Failure finally catches up with him when at summer camp he proves incapable of lighting a fire. More significant is his rescue from a swimming accident during which he imagines his mother "sitting on a chair with a high, straight back reading the letter that tells of his death". The fact that he survives leaves him convinced that "there is something special about him. He should have died but he did not. Despite his unworthiness, he has been given a second life."

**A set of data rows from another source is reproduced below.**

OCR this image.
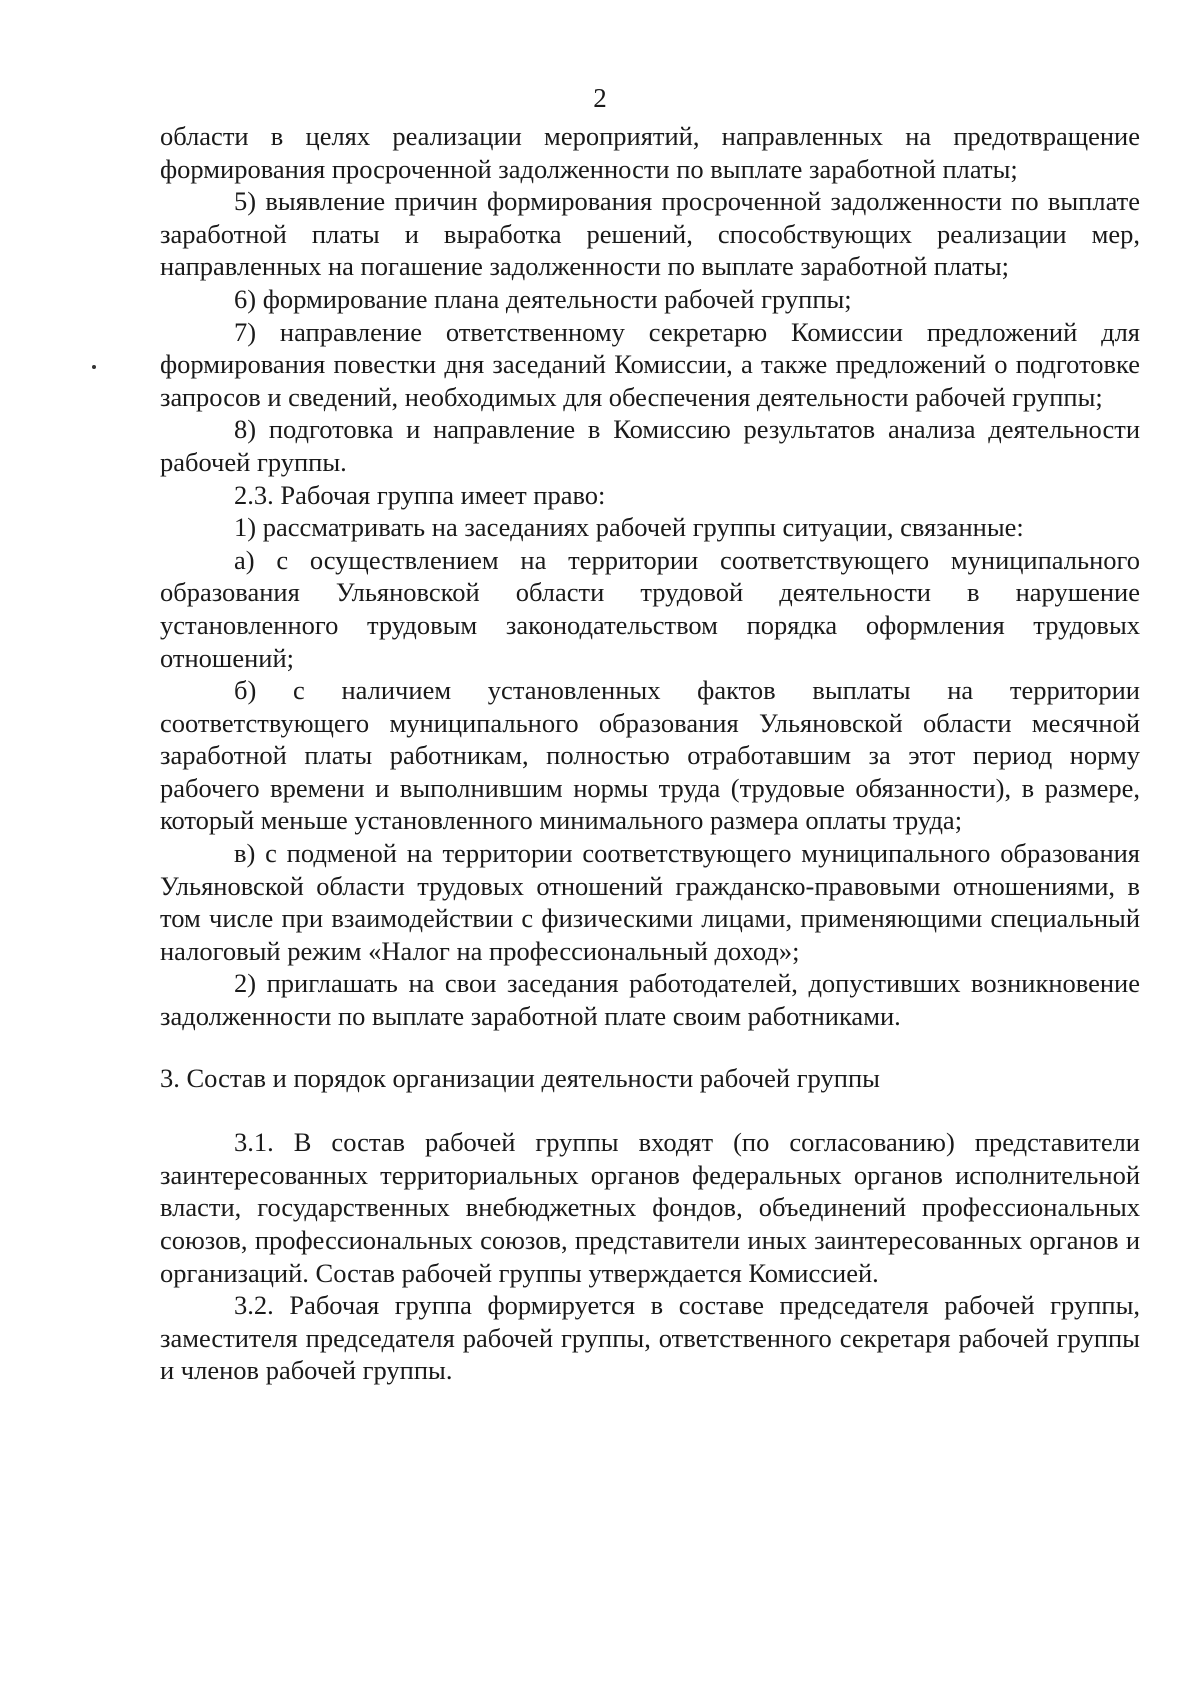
2

области в целях реализации мероприятий, направленных на предотвращение формирования просроченной задолженности по выплате заработной платы;

5) выявление причин формирования просроченной задолженности по выплате заработной платы и выработка решений, способствующих реализации мер, направленных на погашение задолженности по выплате заработной платы;

6) формирование плана деятельности рабочей группы;

7) направление ответственному секретарю Комиссии предложений для формирования повестки дня заседаний Комиссии, а также предложений о подготовке запросов и сведений, необходимых для обеспечения деятельности рабочей группы;

8) подготовка и направление в Комиссию результатов анализа деятельности рабочей группы.

2.3. Рабочая группа имеет право:

1) рассматривать на заседаниях рабочей группы ситуации, связанные:

а) с осуществлением на территории соответствующего муниципального образования Ульяновской области трудовой деятельности в нарушение установленного трудовым законодательством порядка оформления трудовых отношений;

б) с наличием установленных фактов выплаты на территории соответствующего муниципального образования Ульяновской области месячной заработной платы работникам, полностью отработавшим за этот период норму рабочего времени и выполнившим нормы труда (трудовые обязанности), в размере, который меньше установленного минимального размера оплаты труда;

в) с подменой на территории соответствующего муниципального образования Ульяновской области трудовых отношений гражданско-правовыми отношениями, в том числе при взаимодействии с физическими лицами, применяющими специальный налоговый режим «Налог на профессиональный доход»;

2) приглашать на свои заседания работодателей, допустивших возникновение задолженности по выплате заработной плате своим работниками.

3. Состав и порядок организации деятельности рабочей группы

3.1. В состав рабочей группы входят (по согласованию) представители заинтересованных территориальных органов федеральных органов исполнительной власти, государственных внебюджетных фондов, объединений профессиональных союзов, профессиональных союзов, представители иных заинтересованных органов и организаций. Состав рабочей группы утверждается Комиссией.

3.2. Рабочая группа формируется в составе председателя рабочей группы, заместителя председателя рабочей группы, ответственного секретаря рабочей группы и членов рабочей группы.
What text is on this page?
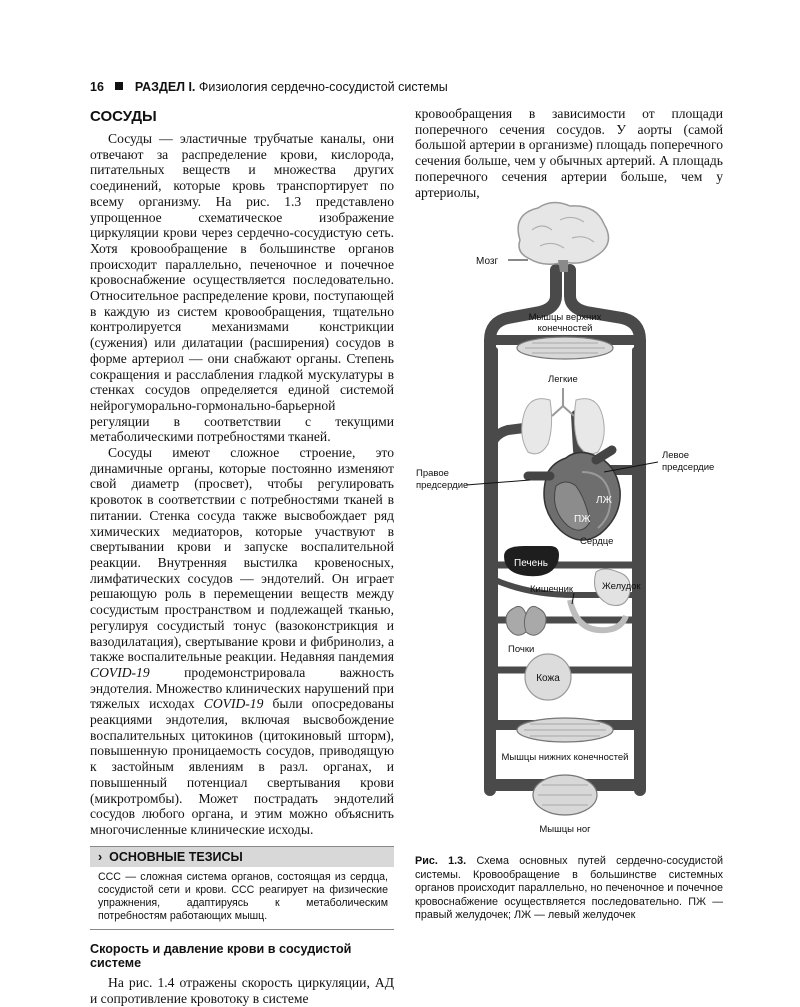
16 РАЗДЕЛ I. Физиология сердечно-сосудистой системы
СОСУДЫ

Сосуды — эластичные трубчатые каналы, они отвечают за распределение крови, кислорода, питательных веществ и множества других соединений, которые кровь транспортирует по всему организму. На рис. 1.3 представлено упрощенное схематическое изображение циркуляции крови через сердечно-сосудистую сеть. Хотя кровообращение в большинстве органов происходит параллельно, печеночное и почечное кровоснабжение осуществляется последовательно. Относительное распределение крови, поступающей в каждую из систем кровообращения, тщательно контролируется механизмами констрикции (сужения) или дилатации (расширения) сосудов в форме артериол — они снабжают органы. Степень сокращения и расслабления гладкой мускулатуры в стенках сосудов определяется единой системой нейрогуморально-гормонально-барьерной регуляции в соответствии с текущими метаболическими потребностями тканей.

Сосуды имеют сложное строение, это динамичные органы, которые постоянно изменяют свой диаметр (просвет), чтобы регулировать кровоток в соответствии с потребностями тканей в питании. Стенка сосуда также высвобождает ряд химических медиаторов, которые участвуют в свертывании крови и запуске воспалительной реакции. Внутренняя выстилка кровеносных, лимфатических сосудов — эндотелий. Он играет решающую роль в перемещении веществ между сосудистым пространством и подлежащей тканью, регулируя сосудистый тонус (вазоконстрикция и вазодилатация), свертывание крови и фибринолиз, а также воспалительные реакции. Недавняя пандемия COVID-19	продемонстрировала важность эндотелия. Множество клинических нарушений при тяжелых исходах COVID-19 были опосредованы реакциями эндотелия, включая высвобождение воспалительных цитокинов (цитокиновый шторм), повышенную проницаемость сосудов, приводящую к застойным явлениям в разл. органах, и повышенный потенциал свертывания крови (микротромбы). Может пострадать эндотелий сосудов любого органа, и этим можно объяснить многочисленные клинические исходы.

› ОСНОВНЫЕ ТЕЗИСЫ
ССС — сложная система органов, состоящая из сердца, сосудистой сети и крови. ССС реагирует на физические упражнения, адаптируясь к метаболическим потребностям работающих мышц.
Скорость и давление крови в сосудистой системе

На рис. 1.4 отражены скорость циркуляции, АД и сопротивление кровотоку в системе

кровообращения в зависимости от площади поперечного сечения сосудов. У аорты (самой большой артерии в организме) площадь поперечного сечения больше, чем у обычных артерий. А площадь поперечного сечения артерии больше, чем у артериолы,

Мозг
Мышцы верхних
конечностей
Легкие
ПЖ
ЛЖ
Сердце
Правое
предсердие
Левое
предсердие
Печень
Желудок
Кишечник
Почки
Кожа
Мышцы нижних конечностей
Мышцы ног
Рис. 1.3. Схема основных путей сердечно-сосудистой системы. Кровообращение в большинстве системных органов происходит параллельно, но печеночное и почечное кровоснабжение осуществляется последовательно. ПЖ — правый желудочек; ЛЖ — левый желудочек
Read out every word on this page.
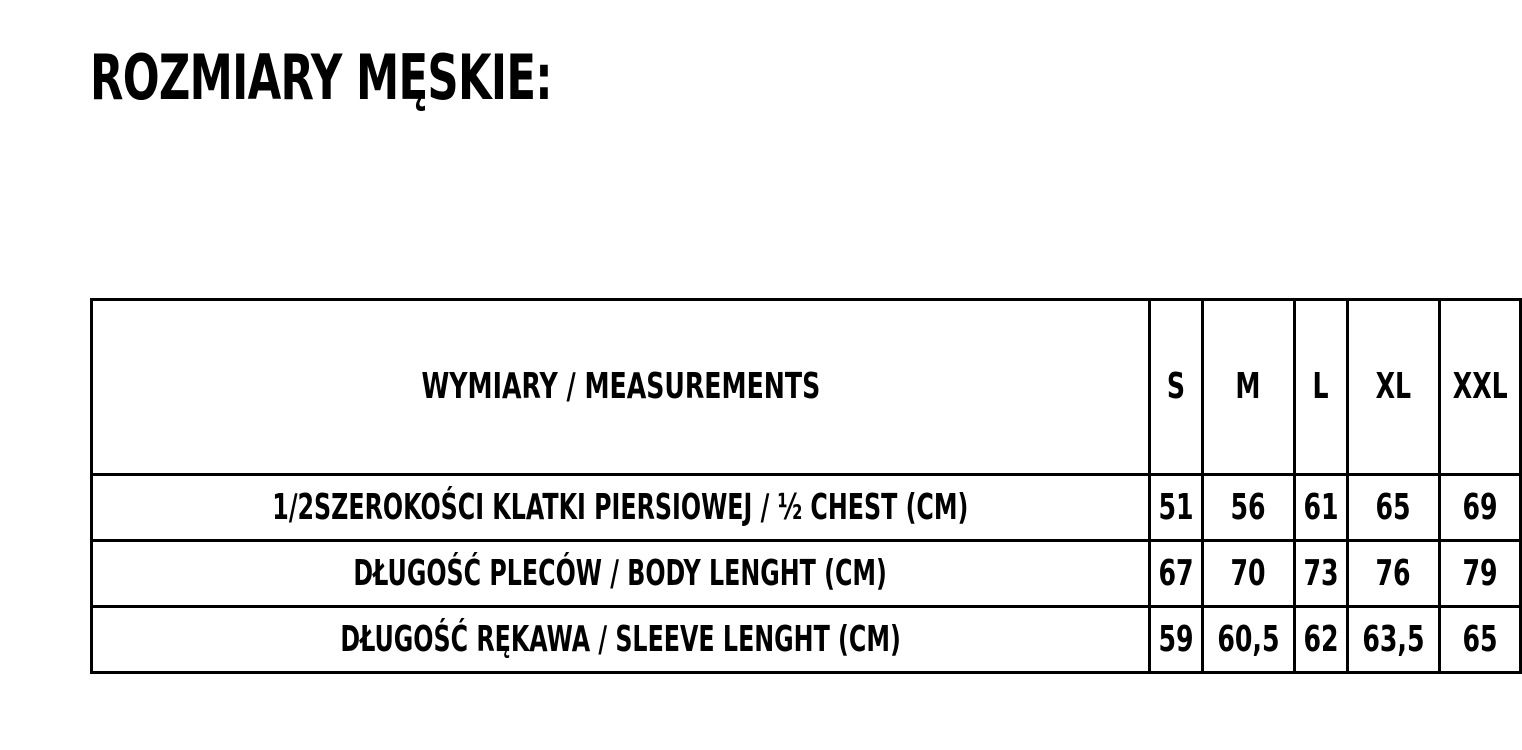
ROZMIARY MĘSKIE:
WYMIARY / MEASUREMENTS	S	M	L	XL	XXL
1/2SZEROKOŚCI KLATKI PIERSIOWEJ / ½ CHEST (CM)	51	56	61	65	69
DŁUGOŚĆ PLECÓW / BODY LENGHT (CM)	67	70	73	76	79
DŁUGOŚĆ RĘKAWA / SLEEVE LENGHT (CM)	59	60,5	62	63,5	65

The boy lives in his mind, in a near-religious state of anxiety. Most of his dramas and fantasies are played out in his own head. Few real incidents are recorded. Of course, he remembers his dog's death; the joy of riding a bike; the fun of playing cricket all day; of dreading PE class; of all the days he pretended to be ill in order to stay home from school and read. But the real story is the intensity of remembered sensations, of the almost physical quality of speculating about fear and discovery. He acts out elaborate secrets, such as pretending to be Catholic. His Afrikaans classmates are not prepared to leave him to his fantasies and decide he is Jewish and beat him up, while the Catholics "nag him and make sneering remarks". Added to the dangers of lying about his religion is an even darker secret, that of favouring the Russians over the Americans. Ever hovering in the background is the story of his family, particularly, of his father's fall from social grace and gradual loss of dignity which culminates with the boy standing by the man's bed beside which is a chamber pot "in which cigarette-stubs float in brownish urine. He has not seen anything uglier in his life." His father also has secrets, such as pretending to go the office only to return home by mid-morning for private drinking. Conscious that "that man" is in the house, the boy wonders has he committed suicide. "But if he has committed suicide, would it not be best to pretend not to notice, so that the sleeping-pills or whatever he has taken can be given time to act?"
The episode reflects both the pragmatic cunning and the innocence of the boy as well as the subtle, tight-lipped, black humour and obsessive intelligence which runs through the narrative. On being transferred to a new school when the family move to Capetown, the boy is finally faced with a serious challenger for first place in the class. His previous academic glory is endangered by Oliver, "a worthy opponent". Suddenly our anti-hero's "old vow always to take home a first-place report becomes a matter of grim private honour". Young John's academic reputation is saved, however, when Oliver stops coming to school and conveniently dies. "The threat has receded," we are told, "he breathes more easily; but the old pleasure in coming first is spoiled."
The boy who calmly reports mangling his brother's hand in a grinder and remembers hoovering a trail of ants, "sucking them up to their death", also recalls the smiling red goblin on the "roaring belly" of that same vacuum cleaner and the "papery red skins of the peanuts" doled out at his school break. He is also the boy who was the all-powerful baby "his mother holds . . . advancing into the world".
As austerly beautiful as would be expected of Coetzee the artist, Boyhood, as much novel as memoir, catches the random, of-the-moment quality of memory, while its aloof, edgy grace and seething passion ensures the narrative is both truthful and mysterious.